Microsoft mengumumkan peluncuran unit bisnis terbarunya, Microsoft Frontier Company, pada Kamis (2/7/2026). Unit ini dirancang untuk membantu berbagai perusahaan dalam mengimplementasikan layanan kecerdasan buatan (AI) yang ditawarkan oleh Microsoft kepada klien mereka. Dalam proses pembentukan Microsoft Frontier Company, perusahaan yang didirikan oleh Bill Gates ini mengalokasikan dana sebesar 2,5 miliar dollar AS, yang setara dengan sekitar Rp 44,9 triliun.
Unit yang fokus pada AI ini akan didukung oleh 6.000 insinyur dan ahli industri, termasuk konsultan teknis, insinyur yang ditempatkan langsung di lapangan, tenaga penjual berpengalaman, serta staf pendukung lainnya. Microsoft Frontier Company akan dipimpin oleh Rodrigo Kede Lima, yang sebelumnya menjabat sebagai pemimpin bisnis Microsoft di kawasan Asia.
Inovasi dalam Pendekatan AI
Judson Althoff, CEO Microsoft Commercial Business, menjelaskan bahwa pendekatan yang diambil oleh Microsoft Frontier Company berbeda dari model Forward Deployed Engineer (FDE) yang saat ini banyak diadopsi oleh perusahaan-perusahaan AI. FDE merupakan praktik di mana tim insinyur ditempatkan langsung untuk membantu pelanggan dalam menerapkan teknologi AI sesuai dengan kebutuhan bisnis mereka. "Ini melampaui apa yang selama ini dikenal sebagai Forward-Deployed Engineering.

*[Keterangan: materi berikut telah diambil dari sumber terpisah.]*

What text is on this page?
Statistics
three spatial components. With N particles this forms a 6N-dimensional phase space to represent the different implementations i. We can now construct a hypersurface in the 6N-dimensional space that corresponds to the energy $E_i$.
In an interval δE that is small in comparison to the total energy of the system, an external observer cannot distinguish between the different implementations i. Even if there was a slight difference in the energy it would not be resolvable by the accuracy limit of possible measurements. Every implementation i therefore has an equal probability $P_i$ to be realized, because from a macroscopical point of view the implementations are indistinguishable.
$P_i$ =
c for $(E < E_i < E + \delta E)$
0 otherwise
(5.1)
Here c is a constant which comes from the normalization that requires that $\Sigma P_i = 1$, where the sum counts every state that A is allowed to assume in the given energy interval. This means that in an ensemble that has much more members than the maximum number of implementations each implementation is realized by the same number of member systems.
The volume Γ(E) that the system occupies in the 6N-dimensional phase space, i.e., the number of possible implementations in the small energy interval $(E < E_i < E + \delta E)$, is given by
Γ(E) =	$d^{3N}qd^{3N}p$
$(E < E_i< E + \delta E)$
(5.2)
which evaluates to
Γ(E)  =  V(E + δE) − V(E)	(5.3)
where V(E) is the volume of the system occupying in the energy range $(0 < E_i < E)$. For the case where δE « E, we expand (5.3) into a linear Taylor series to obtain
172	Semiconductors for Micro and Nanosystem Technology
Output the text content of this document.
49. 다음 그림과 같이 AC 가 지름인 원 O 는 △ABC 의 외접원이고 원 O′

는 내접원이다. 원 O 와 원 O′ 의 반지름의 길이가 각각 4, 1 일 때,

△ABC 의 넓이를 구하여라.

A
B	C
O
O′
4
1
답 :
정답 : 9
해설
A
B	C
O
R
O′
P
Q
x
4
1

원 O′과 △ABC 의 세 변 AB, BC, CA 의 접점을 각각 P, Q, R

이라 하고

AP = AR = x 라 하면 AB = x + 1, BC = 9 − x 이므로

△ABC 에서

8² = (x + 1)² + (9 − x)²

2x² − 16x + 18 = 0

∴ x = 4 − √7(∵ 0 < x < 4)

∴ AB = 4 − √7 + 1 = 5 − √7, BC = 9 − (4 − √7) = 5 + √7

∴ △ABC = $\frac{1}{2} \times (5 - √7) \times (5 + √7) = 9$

Frontier Company akan menjadi organisasi rekayasa berbasis hasil (outcome-driven engineering) terbesar dan paling mumpuni di industri," ungkap Althoff.
Keunggulan Microsoft di Pasar AI
Meskipun demikian, beberapa pengamat mencatat bahwa konsep Frontier Company tetap memiliki kesamaan dengan model FDE. Model ini juga mulai diadopsi oleh sejumlah perusahaan teknologi besar lainnya. Dua hari sebelum pengumuman Microsoft, Amazon Web Services (AWS) mengumumkan investasi sebesar 1 miliar dollar AS (sekitar Rp 17,9 triliun) untuk membangun organisasi AI dengan pendekatan FDE. Perusahaan-perusahaan AI seperti Anthropic dan OpenAI juga telah menjalin kerjasama dengan model FDE, meskipun didukung oleh dana dari perusahaan investasi swasta.
Microsoft dianggap memiliki keunggulan dibandingkan perusahaan lainnya karena telah menjalin hubungan dengan banyak pelanggan dari kalangan perusahaan Fortune 500. Dengan demikian, proses implementasi AI diharapkan dapat berjalan lebih cepat. Dalam pengumumannya, Microsoft juga menyebutkan beberapa mitra awal dari Frontier Company, termasuk London Stock Exchange Group, Unilever, Land O'Lakes, dan Accenture.